Furthermore, it is known to subject a blood sample to a differential analysis with regard to the structuring of the leukocytes, with the aid of this differential analysis determining a percentage parameter% PMN which is characteristic of the proportion of polymorphonuclear granulocytes in the blood sample. In addition, a percentage parameter% BLAST, which is characteristic of the proportion of immature, mononuclide leukocytes in the blood sample, is determined from the latter differential analysis.

According to the above-mentioned "Operator's Guide", a flag is set if the proportion% NEUT +% EOS of the peroxidase-positive leukocytes in the blood sample exceeds the proportion% PMN of the polymorphonuclear granulocytes by more than a first threshold of 5%.

Another flag is set if the% BLAST fraction of the immature, mononucleated leukocytes exceeds a second threshold of 5%.

Both flags are disclosed in the "Operator's Guide" as a possible indication of leukemia.
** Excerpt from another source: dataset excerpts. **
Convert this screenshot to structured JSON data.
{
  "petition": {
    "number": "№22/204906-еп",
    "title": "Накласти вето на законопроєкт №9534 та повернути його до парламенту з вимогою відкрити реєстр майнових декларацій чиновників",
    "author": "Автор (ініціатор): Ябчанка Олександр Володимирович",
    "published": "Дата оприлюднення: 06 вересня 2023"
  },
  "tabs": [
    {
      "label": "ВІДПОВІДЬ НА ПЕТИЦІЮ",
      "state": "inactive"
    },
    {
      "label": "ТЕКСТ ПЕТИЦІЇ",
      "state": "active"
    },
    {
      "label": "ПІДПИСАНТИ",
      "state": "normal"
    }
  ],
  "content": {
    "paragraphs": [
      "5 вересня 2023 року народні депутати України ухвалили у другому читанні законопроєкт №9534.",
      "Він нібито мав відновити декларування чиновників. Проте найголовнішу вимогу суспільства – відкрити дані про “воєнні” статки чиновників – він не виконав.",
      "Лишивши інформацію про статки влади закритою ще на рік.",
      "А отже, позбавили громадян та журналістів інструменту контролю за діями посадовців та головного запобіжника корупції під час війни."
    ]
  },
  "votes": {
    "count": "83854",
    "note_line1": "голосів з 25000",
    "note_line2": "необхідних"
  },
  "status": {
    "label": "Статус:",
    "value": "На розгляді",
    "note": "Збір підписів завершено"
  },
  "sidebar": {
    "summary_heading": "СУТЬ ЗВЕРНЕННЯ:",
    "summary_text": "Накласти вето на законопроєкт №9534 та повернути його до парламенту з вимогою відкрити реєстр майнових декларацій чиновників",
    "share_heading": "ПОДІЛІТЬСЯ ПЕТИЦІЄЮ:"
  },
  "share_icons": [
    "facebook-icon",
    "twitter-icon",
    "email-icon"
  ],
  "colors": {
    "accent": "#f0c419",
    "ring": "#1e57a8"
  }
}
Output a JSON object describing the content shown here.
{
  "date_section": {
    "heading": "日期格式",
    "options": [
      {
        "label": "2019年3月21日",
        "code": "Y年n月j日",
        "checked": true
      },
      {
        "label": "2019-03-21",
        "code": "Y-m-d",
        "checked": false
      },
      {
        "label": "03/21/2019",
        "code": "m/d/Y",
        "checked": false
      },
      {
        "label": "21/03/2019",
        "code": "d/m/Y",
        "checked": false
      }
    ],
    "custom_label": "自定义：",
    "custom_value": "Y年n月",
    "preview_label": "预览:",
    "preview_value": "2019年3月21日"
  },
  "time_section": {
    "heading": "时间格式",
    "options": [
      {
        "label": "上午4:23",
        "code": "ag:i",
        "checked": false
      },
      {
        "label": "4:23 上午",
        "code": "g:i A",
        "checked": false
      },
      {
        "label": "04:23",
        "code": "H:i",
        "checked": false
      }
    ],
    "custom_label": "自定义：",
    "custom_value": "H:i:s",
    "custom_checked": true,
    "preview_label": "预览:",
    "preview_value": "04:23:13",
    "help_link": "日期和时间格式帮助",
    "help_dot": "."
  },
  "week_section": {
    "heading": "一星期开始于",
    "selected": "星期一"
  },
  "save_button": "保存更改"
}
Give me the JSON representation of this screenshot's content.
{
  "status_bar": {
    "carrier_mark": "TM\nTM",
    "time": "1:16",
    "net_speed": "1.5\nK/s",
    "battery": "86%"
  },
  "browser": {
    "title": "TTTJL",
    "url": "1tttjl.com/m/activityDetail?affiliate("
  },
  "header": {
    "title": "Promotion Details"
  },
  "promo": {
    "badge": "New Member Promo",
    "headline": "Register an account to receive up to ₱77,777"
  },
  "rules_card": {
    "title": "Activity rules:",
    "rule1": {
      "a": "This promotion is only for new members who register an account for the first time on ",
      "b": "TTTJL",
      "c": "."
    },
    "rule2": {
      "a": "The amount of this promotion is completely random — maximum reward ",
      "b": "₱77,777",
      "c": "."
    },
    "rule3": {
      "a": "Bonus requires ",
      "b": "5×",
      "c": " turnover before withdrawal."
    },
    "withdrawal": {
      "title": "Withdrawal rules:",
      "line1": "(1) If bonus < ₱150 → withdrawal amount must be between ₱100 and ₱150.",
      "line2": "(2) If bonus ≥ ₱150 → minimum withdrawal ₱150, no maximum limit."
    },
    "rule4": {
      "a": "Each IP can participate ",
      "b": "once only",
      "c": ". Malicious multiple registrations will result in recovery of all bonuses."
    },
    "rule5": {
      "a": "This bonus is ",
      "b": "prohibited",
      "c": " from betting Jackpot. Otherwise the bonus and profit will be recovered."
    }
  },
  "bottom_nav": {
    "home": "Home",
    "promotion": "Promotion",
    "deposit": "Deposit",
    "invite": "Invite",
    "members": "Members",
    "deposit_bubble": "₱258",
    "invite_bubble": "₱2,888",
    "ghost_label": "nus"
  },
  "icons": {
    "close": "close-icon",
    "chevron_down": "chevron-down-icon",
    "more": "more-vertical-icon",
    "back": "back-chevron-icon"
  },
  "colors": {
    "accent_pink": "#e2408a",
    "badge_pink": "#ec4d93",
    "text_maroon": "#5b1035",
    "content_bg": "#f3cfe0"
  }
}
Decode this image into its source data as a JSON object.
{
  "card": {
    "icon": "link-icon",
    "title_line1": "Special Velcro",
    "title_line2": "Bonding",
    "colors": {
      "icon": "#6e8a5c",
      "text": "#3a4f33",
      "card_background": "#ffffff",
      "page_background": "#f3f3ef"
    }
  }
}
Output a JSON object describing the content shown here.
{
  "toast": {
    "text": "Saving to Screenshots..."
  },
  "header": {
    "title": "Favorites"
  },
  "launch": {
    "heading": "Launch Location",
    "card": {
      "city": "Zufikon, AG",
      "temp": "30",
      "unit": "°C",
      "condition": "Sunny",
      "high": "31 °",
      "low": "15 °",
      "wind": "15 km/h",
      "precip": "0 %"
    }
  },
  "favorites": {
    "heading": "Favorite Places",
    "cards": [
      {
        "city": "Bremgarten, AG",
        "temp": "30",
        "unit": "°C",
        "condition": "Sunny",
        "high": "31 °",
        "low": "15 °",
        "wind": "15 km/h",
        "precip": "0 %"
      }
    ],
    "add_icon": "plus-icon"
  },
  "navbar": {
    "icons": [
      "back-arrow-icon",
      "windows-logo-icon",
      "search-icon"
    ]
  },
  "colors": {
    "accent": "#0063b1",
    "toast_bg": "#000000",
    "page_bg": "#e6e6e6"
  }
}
The invention has for its object to provide a method for blood analysis, which allows easy, in particular easy to automate, fast and fail-safe as possible way to obtain the first signs of a possible APL. The invention is further based on the object of specifying a particularly suitable for carrying out the method hematology system.

With regard to the method, the object is achieved according to the invention by the features of claim 1 and - independently thereof - by the features of claim 3. With regard to the hematology system, the object is achieved by the features of claim 11. Advantageous and partly inventive in itself Embodiments and further developments of the invention are set forth in the subclaims and the description below.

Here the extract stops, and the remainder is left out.